概览
What is Nest Llm Aigent?
Nest Llm Aigent is a forwarding/proxy solution that wraps multiple MCP (Model Context Protocol) servers into a unified HTTP service for large language models. Designed for developers integrating MCP capabilities into existing web services (e.g., NestJS), it acts as an AI agent that centralizes configuration and exposes standardized RESTful endpoints.
How to use Nest Llm Aigent?
Install MCP servers as private NPM packages and configure them in an mcp.config.json file. The running service exposes POST endpoints at paths like /api/mcp/tools, /api/mcp/tools/call, and /api/mcp/agent for HTTP-based access to tools, resources, and LLM invocation.

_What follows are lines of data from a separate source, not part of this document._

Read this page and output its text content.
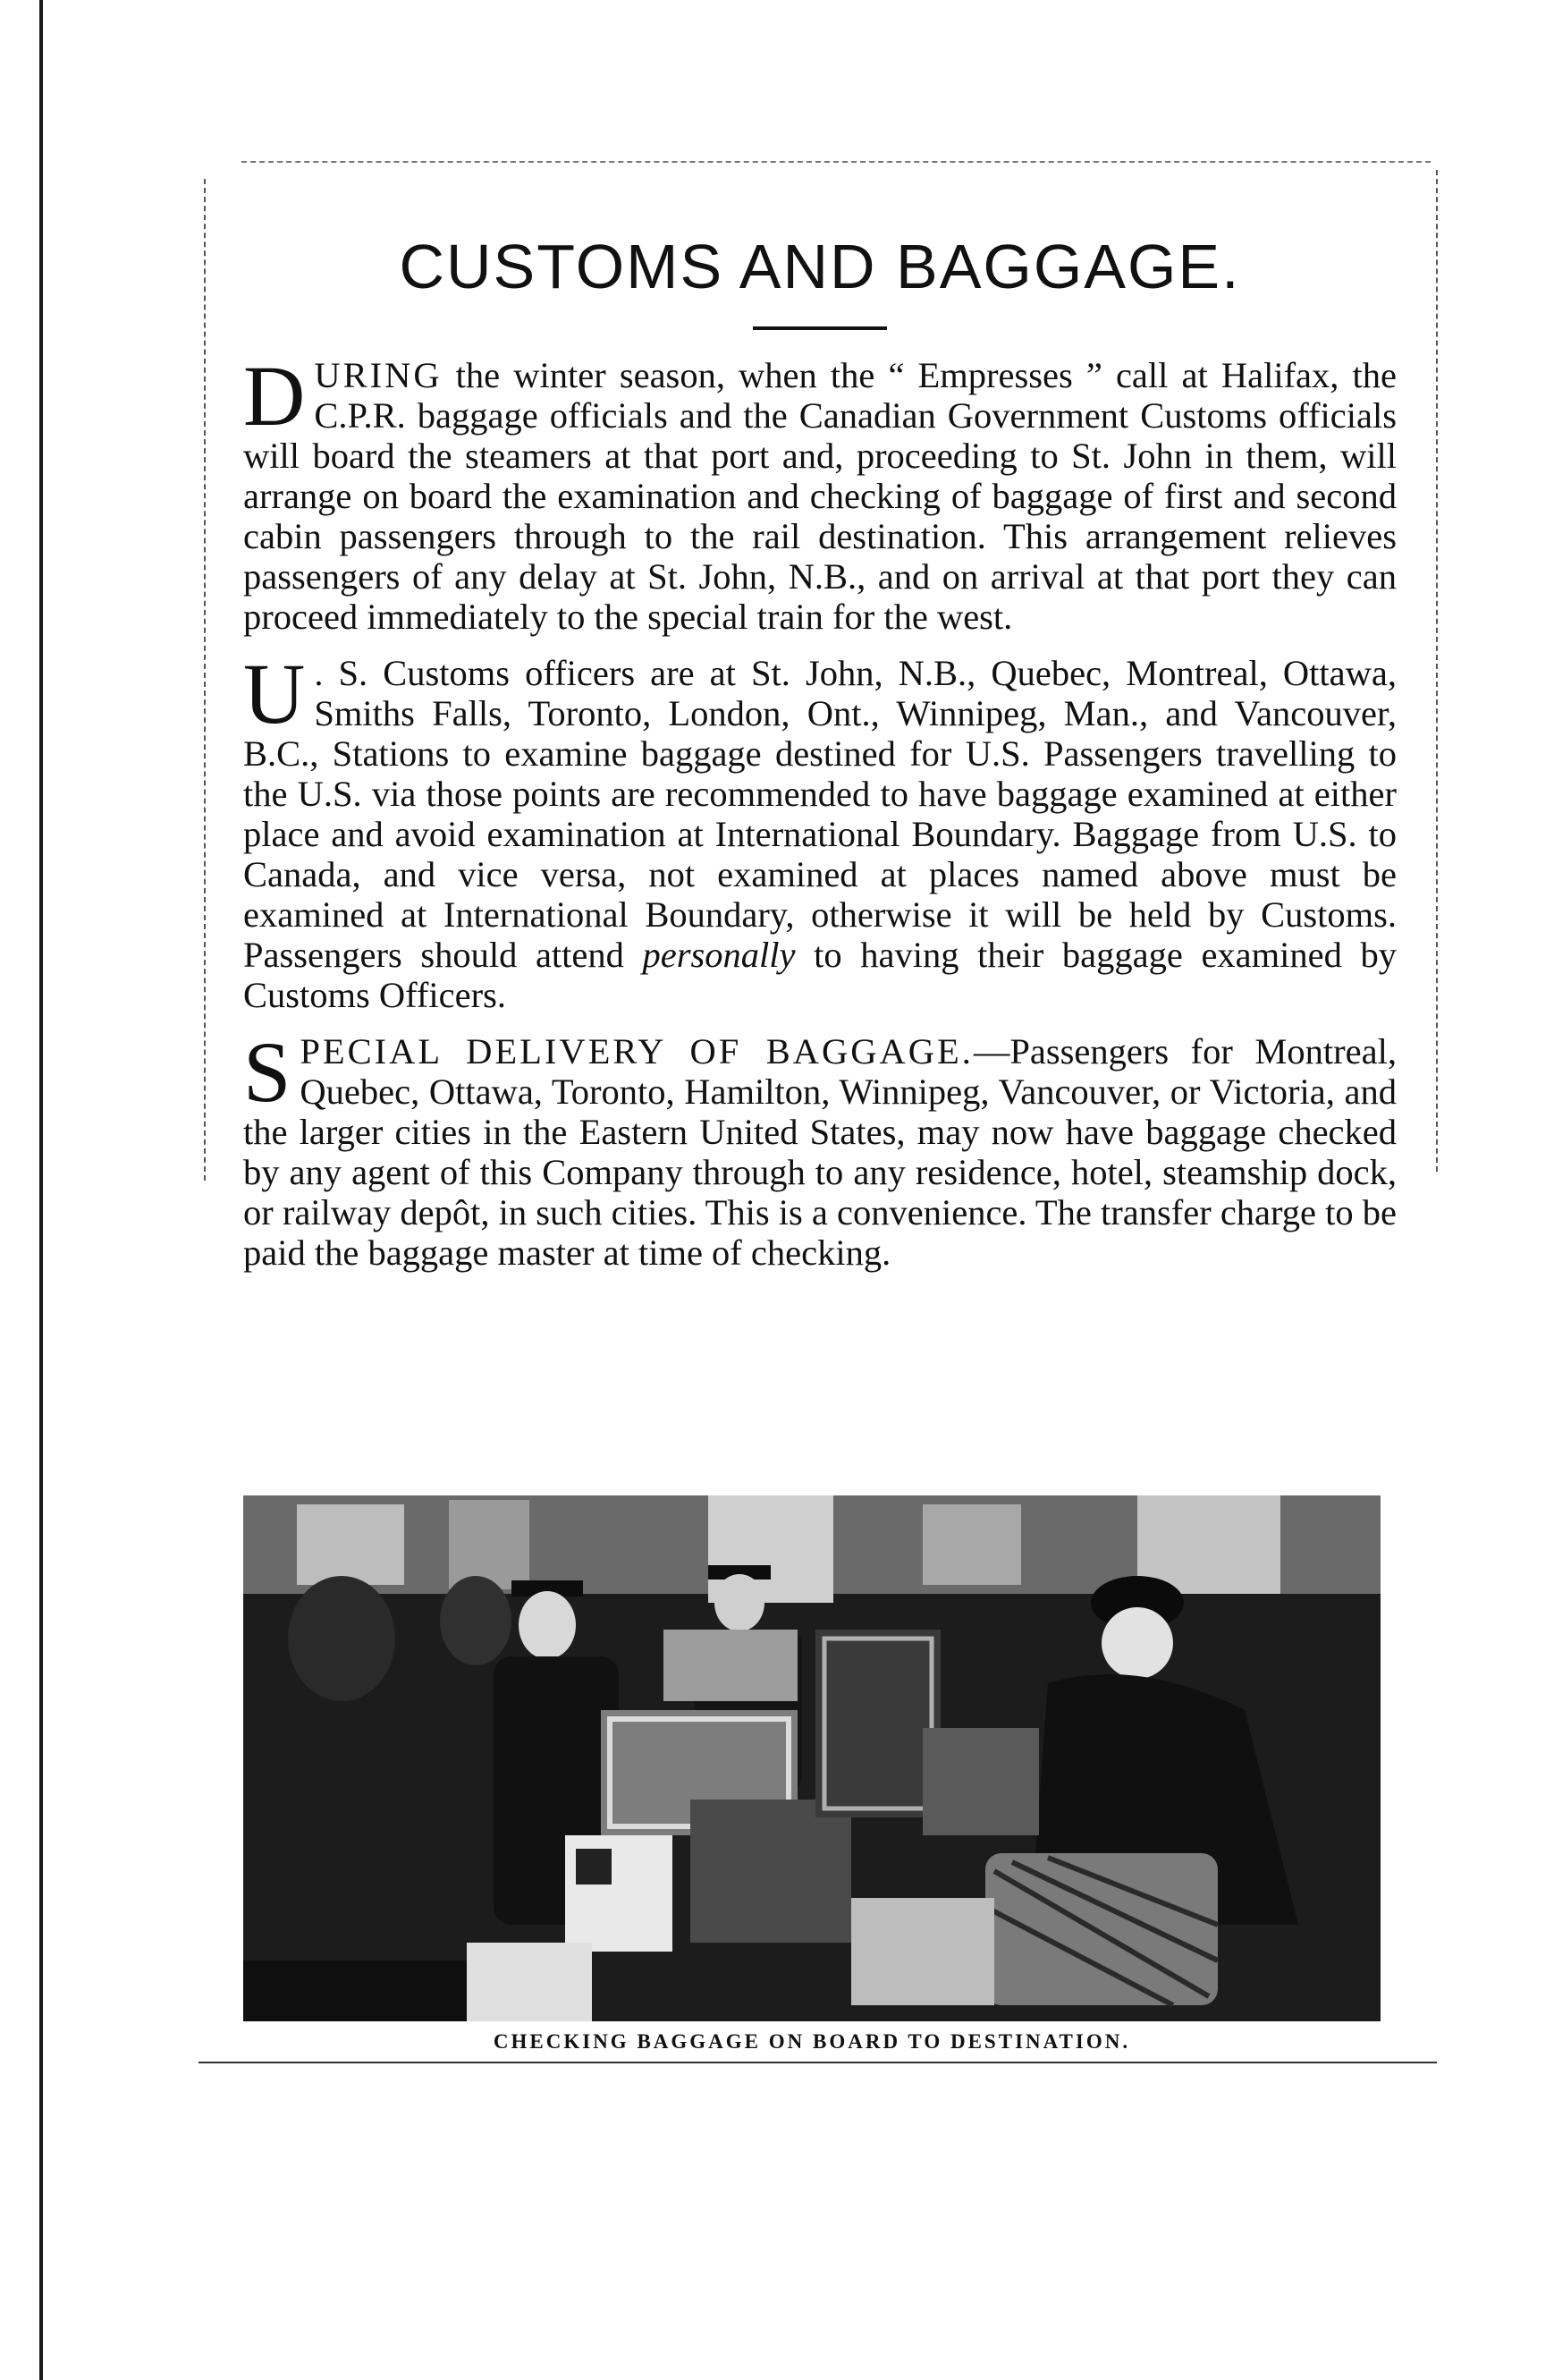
CUSTOMS AND BAGGAGE.

DURING the winter season, when the “ Empresses ” call at Halifax, the C.P.R. baggage officials and the Canadian Government Customs officials will board the steamers at that port and, proceeding to St. John in them, will arrange on board the examination and checking of baggage of first and second cabin passengers through to the rail destination. This arrangement relieves passengers of any delay at St. John, N.B., and on arrival at that port they can proceed immediately to the special train for the west.

U . S. Customs officers are at St. John, N.B., Quebec, Montreal, Ottawa, Smiths Falls, Toronto, London, Ont., Winnipeg, Man., and Vancouver, B.C., Stations to examine baggage destined for U.S. Passengers travelling to the U.S. via those points are recommended to have baggage examined at either place and avoid examination at International Boundary. Baggage from U.S. to Canada, and vice versa, not examined at places named above must be examined at International Boundary, otherwise it will be held by Customs. Passengers should attend personally to having their baggage examined by Customs Officers.

SPECIAL DELIVERY OF BAGGAGE.—Passengers for Montreal, Quebec, Ottawa, Toronto, Hamilton, Winnipeg, Vancouver, or Victoria, and the larger cities in the Eastern United States, may now have baggage checked by any agent of this Company through to any residence, hotel, steamship dock, or railway depôt, in such cities. This is a convenience. The transfer charge to be paid the baggage master at time of checking.

CHECKING BAGGAGE ON BOARD TO DESTINATION.
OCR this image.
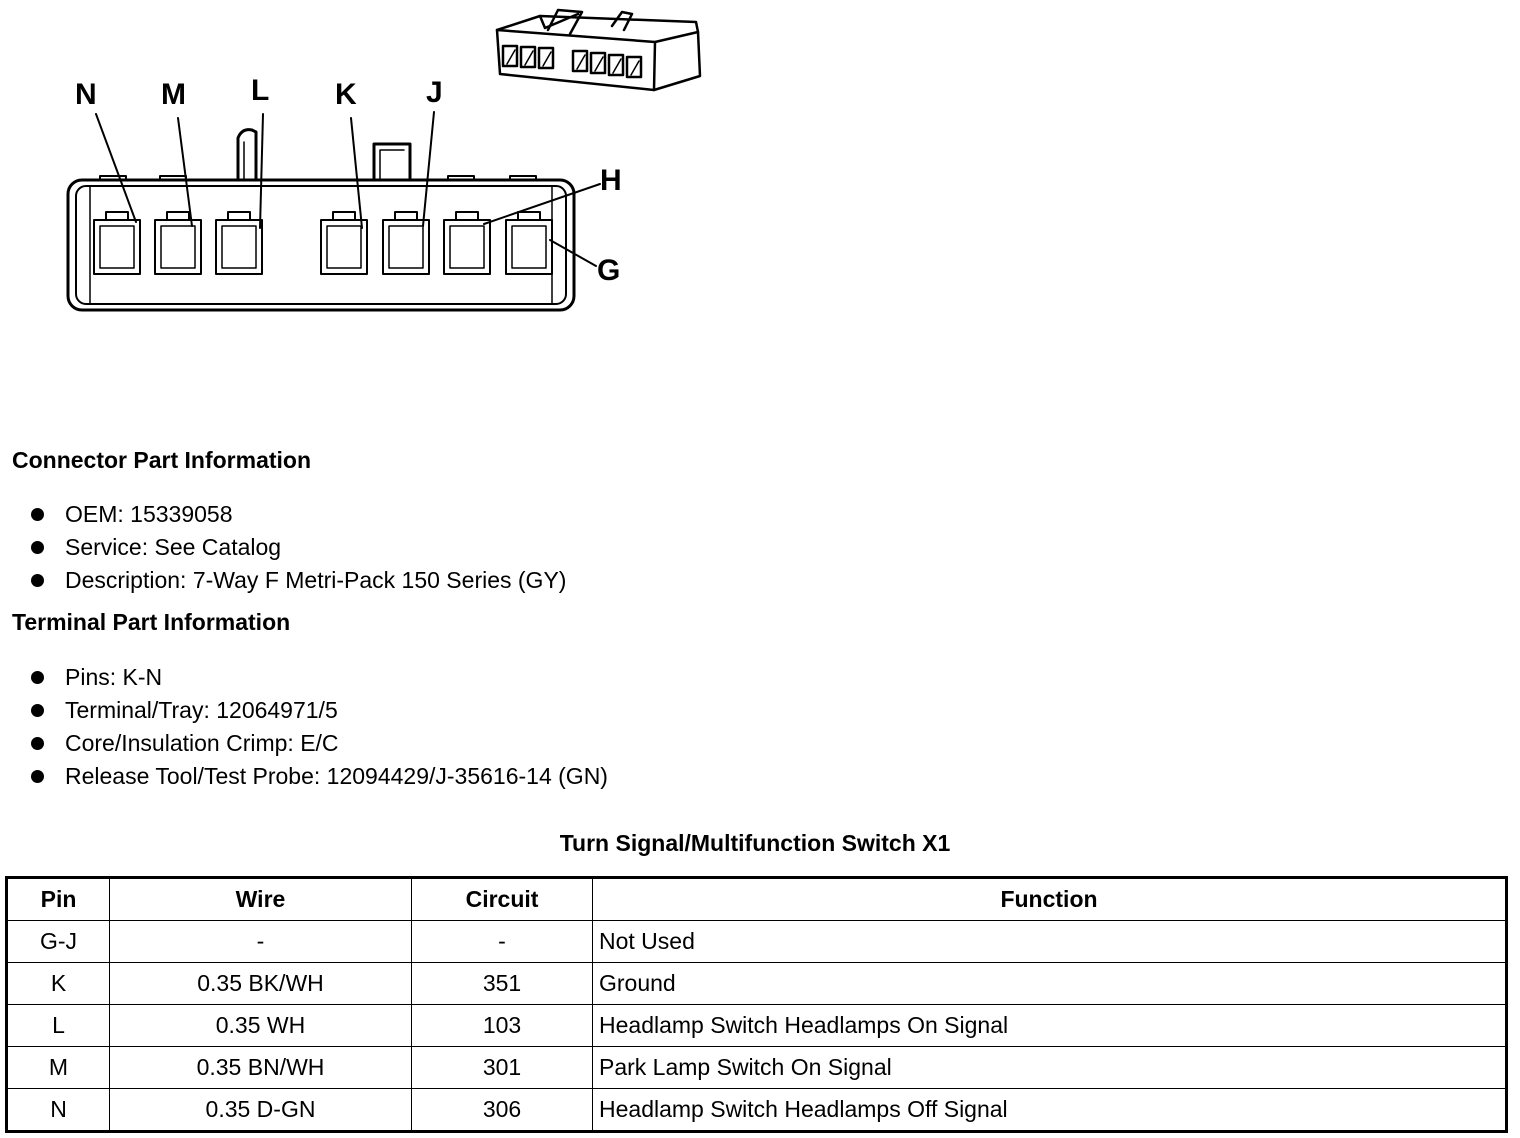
N M L K J
H
G
Connector Part Information
OEM: 15339058
Service: See Catalog
Description: 7-Way F Metri-Pack 150 Series (GY)
Terminal Part Information
Pins: K-N
Terminal/Tray: 12064971/5
Core/Insulation Crimp: E/C
Release Tool/Test Probe: 12094429/J-35616-14 (GN)
Turn Signal/Multifunction Switch X1
Pin	Wire	Circuit	Function
G-J	-	-	Not Used
K	0.35 BK/WH	351	Ground
L	0.35 WH	103	Headlamp Switch Headlamps On Signal
M	0.35 BN/WH	301	Park Lamp Switch On Signal
N	0.35 D-GN	306	Headlamp Switch Headlamps Off Signal
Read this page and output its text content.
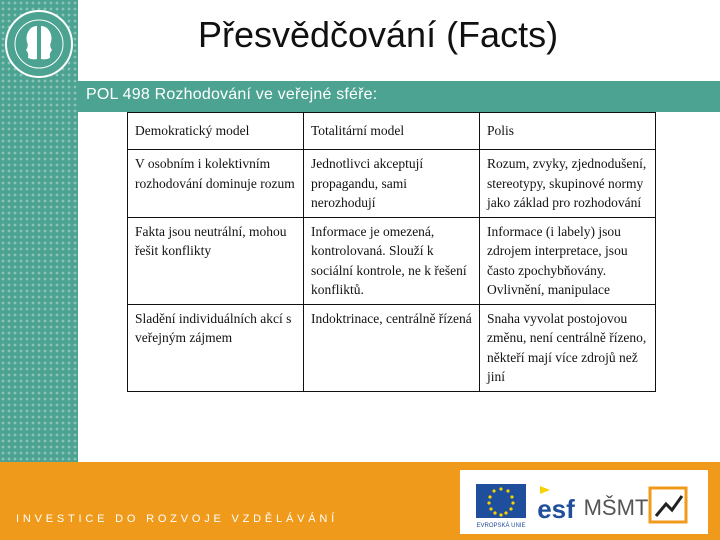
Přesvědčování (Facts)
POL 498 Rozhodování ve veřejné sféře:
INVESTICE DO ROZVOJE VZDĚLÁVÁNÍ
EVROPSKÁ UNIE
esf MŠMT
Demokratický model	Totalitární model	Polis
V osobním i kolektivním rozhodování dominuje rozum	Jednotlivci akceptují propagandu, sami nerozhodují	Rozum, zvyky, zjednodušení, stereotypy, skupinové normy jako základ pro rozhodování
Fakta jsou neutrální, mohou řešit konflikty	Informace je omezená, kontrolovaná. Slouží k sociální kontrole, ne k řešení konfliktů.	Informace (i labely) jsou zdrojem interpretace, jsou často zpochybňovány. Ovlivnění, manipulace
Sladění individuálních akcí s veřejným zájmem	Indoktrinace, centrálně řízená	Snaha vyvolat postojovou změnu, není centrálně řízeno, někteří mají více zdrojů než jiní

Key features of Nest Llm Aigent
- Acts as an AI agent aggregating multiple MCP servers
- Exposes standardized HTTP RESTful API endpoints
- Supports nearly all large language models
- MCP servers deployed as private NPM packages
- Centralized configuration via
mcp.config.json - Returns OpenAI-compatible function call definitions
Use cases of Nest Llm Aigent
- Integrate MCP tools into existing NestJS web services
- Centrally manage and version control multiple MCP servers
- Provide HTTP-based LLM access to non-MCP applications
- Unify tool, resource, and prompt retrieval in one service
FAQ from Nest Llm Aigent
What transport protocol does Nest Llm Aigent use for MCP servers?
Currently only stdio transport is implemented; SSE server support is planned for future versions.
How are MCP servers deployed and configured?
MCP servers are packaged as private NPM packages, installed via npm install, and configured in a mcp.config.json file defining server path, arguments, and name.
What endpoints does Nest Llm Aigent expose?
POST endpoints at /api/mcp/tools, /api/mcp/functools, /api/mcp/tools/call, /api/mcp/resources, /api/mcp/prompts, /api/mcp/all, and /api/mcp/agent.
Does Nest Llm Aigent support all large language models?
Yes, the project aims to support nearly all large model invocations through its HTTP API.
Where does tool execution happen?
Nest Llm Aigent is a forwarding layer; actual tool execution occurs in the connected MCP servers, which it bridges to HTTP requests.